More Gremlins. Under OS9 the computer complains that it can't sleep, because one of the devices does not support sleep. I suspect the USB card. Under OSX if the computer tries to sleep, the screen goes black while the computer stays on, but then it can't be revived. Doh! It just sits there with a black screen and the fan running.
 

Phipli

Well-known member
The goal here is to support easy ferrying of data between something like an SE/30 and the Quicksilver. It's also convenient for sharing with a modern computer, though I can also just do that with network file sharing.
Truth is I tend to just use ethernet cards, it's far easier than any kind of messing with SD cards.
 

bigmessowires

Well-known member
I removed the USB 2.0 card, and now the computer goes quiet when I put it to sleep in OSX. So that was at least part of the problem. When I hit a key, the computer fires up again, but the display never turns back on. I'm still stuck with a black screen and the fan running.

Then I removed the SCSI card, so only the SATA card remains. Same problem. It will go to sleep, and it will wake up but the screen remains black.

If I remove the SATA card and return to IDE booting, then sleep works normally.

The SATA card is an Adaptec 1210SA which I believe several other people are using successfully.

Maybe I should just disable sleep? My appetite for debugging sleep issues on multiple cards here is not very large.
 

bigmessowires

Well-known member
After further review, the sleep problems are all the SATA card's fault. If I remove that card but reinstall the USB 2.0 and SCSI cards, sleep works OK.

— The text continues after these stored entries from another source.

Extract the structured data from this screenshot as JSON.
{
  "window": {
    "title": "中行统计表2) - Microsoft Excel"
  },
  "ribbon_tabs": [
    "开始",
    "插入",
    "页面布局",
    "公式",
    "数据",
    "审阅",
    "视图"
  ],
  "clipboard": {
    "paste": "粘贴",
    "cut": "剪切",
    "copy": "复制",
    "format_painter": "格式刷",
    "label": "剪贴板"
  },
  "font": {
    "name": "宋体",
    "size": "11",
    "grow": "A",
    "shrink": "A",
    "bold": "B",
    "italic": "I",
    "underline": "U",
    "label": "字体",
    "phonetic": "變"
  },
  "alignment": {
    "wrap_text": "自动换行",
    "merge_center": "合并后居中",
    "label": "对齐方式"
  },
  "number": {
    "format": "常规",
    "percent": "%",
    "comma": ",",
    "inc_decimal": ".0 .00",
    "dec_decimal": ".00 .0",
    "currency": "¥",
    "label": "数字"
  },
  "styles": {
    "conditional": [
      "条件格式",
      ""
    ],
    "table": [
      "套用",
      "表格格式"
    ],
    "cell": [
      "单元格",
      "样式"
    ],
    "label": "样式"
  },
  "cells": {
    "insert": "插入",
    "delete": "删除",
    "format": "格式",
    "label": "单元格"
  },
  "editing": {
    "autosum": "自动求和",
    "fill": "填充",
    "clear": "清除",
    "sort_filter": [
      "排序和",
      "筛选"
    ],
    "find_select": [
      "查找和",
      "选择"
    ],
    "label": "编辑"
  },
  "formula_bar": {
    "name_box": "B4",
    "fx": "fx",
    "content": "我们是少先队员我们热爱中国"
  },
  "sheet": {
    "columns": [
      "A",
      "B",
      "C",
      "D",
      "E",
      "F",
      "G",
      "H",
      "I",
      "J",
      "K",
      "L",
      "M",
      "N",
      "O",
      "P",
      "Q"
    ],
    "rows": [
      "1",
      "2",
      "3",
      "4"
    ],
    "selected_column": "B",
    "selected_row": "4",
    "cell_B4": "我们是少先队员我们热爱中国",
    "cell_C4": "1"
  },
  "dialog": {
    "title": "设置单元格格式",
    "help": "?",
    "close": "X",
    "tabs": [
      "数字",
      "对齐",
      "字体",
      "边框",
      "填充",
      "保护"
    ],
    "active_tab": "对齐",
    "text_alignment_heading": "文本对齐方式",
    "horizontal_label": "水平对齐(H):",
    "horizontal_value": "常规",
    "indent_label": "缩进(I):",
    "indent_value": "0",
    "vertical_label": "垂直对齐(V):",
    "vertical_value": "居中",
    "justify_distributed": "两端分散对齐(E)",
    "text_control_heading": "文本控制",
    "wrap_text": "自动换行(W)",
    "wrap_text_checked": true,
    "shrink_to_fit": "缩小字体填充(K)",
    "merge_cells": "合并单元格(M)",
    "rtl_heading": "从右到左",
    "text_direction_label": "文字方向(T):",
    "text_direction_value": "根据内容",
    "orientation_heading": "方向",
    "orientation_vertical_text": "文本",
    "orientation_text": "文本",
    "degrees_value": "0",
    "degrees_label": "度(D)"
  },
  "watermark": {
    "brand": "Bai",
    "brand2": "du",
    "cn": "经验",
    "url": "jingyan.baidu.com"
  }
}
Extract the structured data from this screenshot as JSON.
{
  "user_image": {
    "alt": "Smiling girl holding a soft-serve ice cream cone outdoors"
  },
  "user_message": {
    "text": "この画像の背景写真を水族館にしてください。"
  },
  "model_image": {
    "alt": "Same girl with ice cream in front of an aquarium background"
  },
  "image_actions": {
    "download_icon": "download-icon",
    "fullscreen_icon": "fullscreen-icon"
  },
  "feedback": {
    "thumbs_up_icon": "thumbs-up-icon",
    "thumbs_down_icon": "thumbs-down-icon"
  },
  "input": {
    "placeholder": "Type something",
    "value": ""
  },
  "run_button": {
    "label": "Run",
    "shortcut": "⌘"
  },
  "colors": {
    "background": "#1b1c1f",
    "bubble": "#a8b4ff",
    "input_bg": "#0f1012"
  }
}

I know there was a sleep-related issue about replacing a voltage regulator in some SATA controllers, but I didn't think that applied to the Adaptec. I'll go check the details in the other thread. In the worst case, I can use the IDE-to-SATA adapter with my SSD, which was still pretty fast even if not as fast as the SATA PCI card.
 

LaPorta

Well-known member
I can at least vouch for sleep working properly with my Adaptec USB 2.0 card...and it does run USB 2.0 speed.

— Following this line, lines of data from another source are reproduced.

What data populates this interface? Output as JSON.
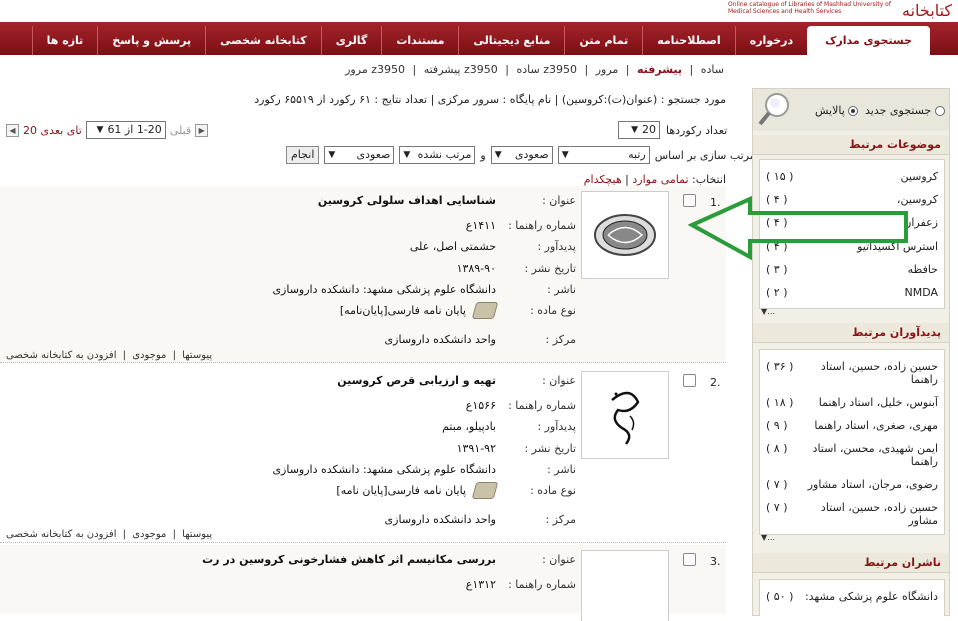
{
  "header": {
    "logo_text": "Online catalogue of Libraries of Mashhad University of Medical Sciences and Health Services",
    "logo_mark": "كتابخانه"
  },
  "nav": [
    {
      "label": "جستجوی مدارک",
      "active": true
    },
    {
      "label": "درخواره"
    },
    {
      "label": "اصطلاحنامه"
    },
    {
      "label": "تمام متن"
    },
    {
      "label": "منابع دیجیتالی"
    },
    {
      "label": "مستندات"
    },
    {
      "label": "گالری"
    },
    {
      "label": "کتابخانه شخصی"
    },
    {
      "label": "پرسش و پاسخ"
    },
    {
      "label": "تازه ها"
    }
  ],
  "breadcrumb": [
    "ساده",
    "|",
    "پیشرفته",
    "|",
    "مرور",
    "|",
    "z3950 ساده",
    "|",
    "z3950 پیشرفته",
    "|",
    "z3950 مرور"
  ],
  "summary": "مورد جستجو : (عنوان(ت):کروسین)  |  نام پایگاه : سرور مرکزی  |  تعداد نتایج : ۶۱ رکورد از ۶۵۵۱۹ رکورد",
  "pager": {
    "next_label": "20 تای بعدی",
    "range_value": "1-20 از 61",
    "prev_label": "قبلی"
  },
  "records": {
    "label": "تعداد رکوردها",
    "value": "20"
  },
  "sort": {
    "label": "مرتب سازی بر اساس",
    "field1": "رتبه",
    "order1": "صعودی",
    "and_label": "و",
    "field2": "مرتب نشده",
    "order2": "صعودی",
    "go": "انجام"
  },
  "select_bar": {
    "label": "انتخاب:",
    "all": "تمامی موارد",
    "sep": "|",
    "none": "هیچکدام"
  },
  "results": [
    {
      "num": "1.",
      "fields": [
        {
          "label": "عنوان :",
          "value": "شناسایی اهداف سلولی کروسین",
          "title": true
        },
        {
          "label": "شماره راهنما :",
          "value": "۱۴۱۱ع"
        },
        {
          "label": "پدیدآور :",
          "value": "حشمتی اصل، علی"
        },
        {
          "label": "تاریخ نشر :",
          "value": "۱۳۸۹-۹۰"
        },
        {
          "label": "ناشر :",
          "value": "دانشگاه علوم پزشکی مشهد: دانشکده داروسازی"
        },
        {
          "label": "نوع ماده :",
          "value": "پایان نامه فارسی[پایان‌نامه]"
        },
        {
          "label": "مرکز :",
          "value": "واحد دانشکده داروسازی"
        }
      ],
      "links": [
        "افزودن به کتابخانه شخصی",
        "|",
        "موجودی",
        "|",
        "پیوستها"
      ]
    },
    {
      "num": "2.",
      "fields": [
        {
          "label": "عنوان :",
          "value": "تهیه و ارزیابی قرص کروسین",
          "title": true
        },
        {
          "label": "شماره راهنما :",
          "value": "۱۵۶۶ع"
        },
        {
          "label": "پدیدآور :",
          "value": "بادپیلو، مبتم"
        },
        {
          "label": "تاریخ نشر :",
          "value": "۱۳۹۱-۹۲"
        },
        {
          "label": "ناشر :",
          "value": "دانشگاه علوم پزشکی مشهد: دانشکده داروسازی"
        },
        {
          "label": "نوع ماده :",
          "value": "پایان نامه فارسی[پایان نامه]"
        },
        {
          "label": "مرکز :",
          "value": "واحد دانشکده داروسازی"
        }
      ],
      "links": [
        "افزودن به کتابخانه شخصی",
        "|",
        "موجودی",
        "|",
        "پیوستها"
      ]
    },
    {
      "num": "3.",
      "fields": [
        {
          "label": "عنوان :",
          "value": "بررسی مکانیسم اثر کاهش فشارخونی کروسین در رت",
          "title": true
        },
        {
          "label": "شماره راهنما :",
          "value": "۱۳۱۲ع"
        }
      ]
    }
  ],
  "sidebar": {
    "new_search": "جستجوی جدید",
    "refine": "پالایش",
    "topics_title": "موضوعات مرتبط",
    "topics": [
      {
        "label": "کروسین",
        "count": "( ۱۵ )"
      },
      {
        "label": "کروسین،",
        "count": "( ۴ )"
      },
      {
        "label": "زعفران",
        "count": "( ۴ )"
      },
      {
        "label": "استرس اکسیداتیو",
        "count": "( ۴ )"
      },
      {
        "label": "حافظه",
        "count": "( ۳ )"
      },
      {
        "label": "NMDA",
        "count": "( ۲ )"
      }
    ],
    "authors_title": "پدیدآوران مرتبط",
    "authors": [
      {
        "label": "حسین زاده، حسین، استاد راهنما",
        "count": "( ۳۶ )"
      },
      {
        "label": "آبنوس، خلیل، استاد راهنما",
        "count": "( ۱۸ )"
      },
      {
        "label": "مهری، صغری، استاد راهنما",
        "count": "( ۹ )"
      },
      {
        "label": "ایمن شهیدی، محسن، استاد راهنما",
        "count": "( ۸ )"
      },
      {
        "label": "رضوی، مرجان، استاد مشاور",
        "count": "( ۷ )"
      },
      {
        "label": "حسین زاده، حسین، استاد مشاور",
        "count": "( ۷ )"
      }
    ],
    "publishers_title": "ناشران مرتبط",
    "publishers": [
      {
        "label": "دانشگاه علوم پزشکی مشهد:",
        "count": "( ۵۰ )"
      }
    ]
  },
  "colors": {
    "brand": "#8a1116",
    "nav_bg": "#a4242a",
    "arrow": "#2a9d3a"
  }
}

As for Classic...yeah...I don't really use it. If I want something running on 9, I just start the QS in 9 and then use things. If you want a fun OS X-based Tetris, get a copy of Quinn. I believe I still have a version that worked under 10.4. After TetrisMax disappeared, that was what I then turned to in the early 2000s.
 

bigmessowires

Well-known member
If it turns out that my USB card is a contributing factor to sleep problems, then I'll buy the one you have, @LaPorta. I only bought a different one because I thought having an internal USB 2.0 port might be handy, although now that I've seen the performance, an internal USB port is probably not useful. But I think my sleep problems are SATA-related and not USB.

I wonder what the technical reasons are for Classic doing a poor job for games. It shouldn't be a performance issue, I'd think, since it's doesn't need to emulate a CPU, but it needs to run OS9 in a sandbox. What happens if you run Basilisk II for PowerPC under OSX10.4, emulating OS9.2.2? Or even Sheepshaver for PowerPC, if there is such a thing. I should try it and see if it's any smoother for older games.
 

LaPorta

Well-known member
That would be an interesting experiment to see if it works!

I had started typing the comment about the card at the same time you said it was the other card causing your issue and didn't see it...sorry!

As for more to do: I think a pretty enduring and fun game under OS X is Stronghold.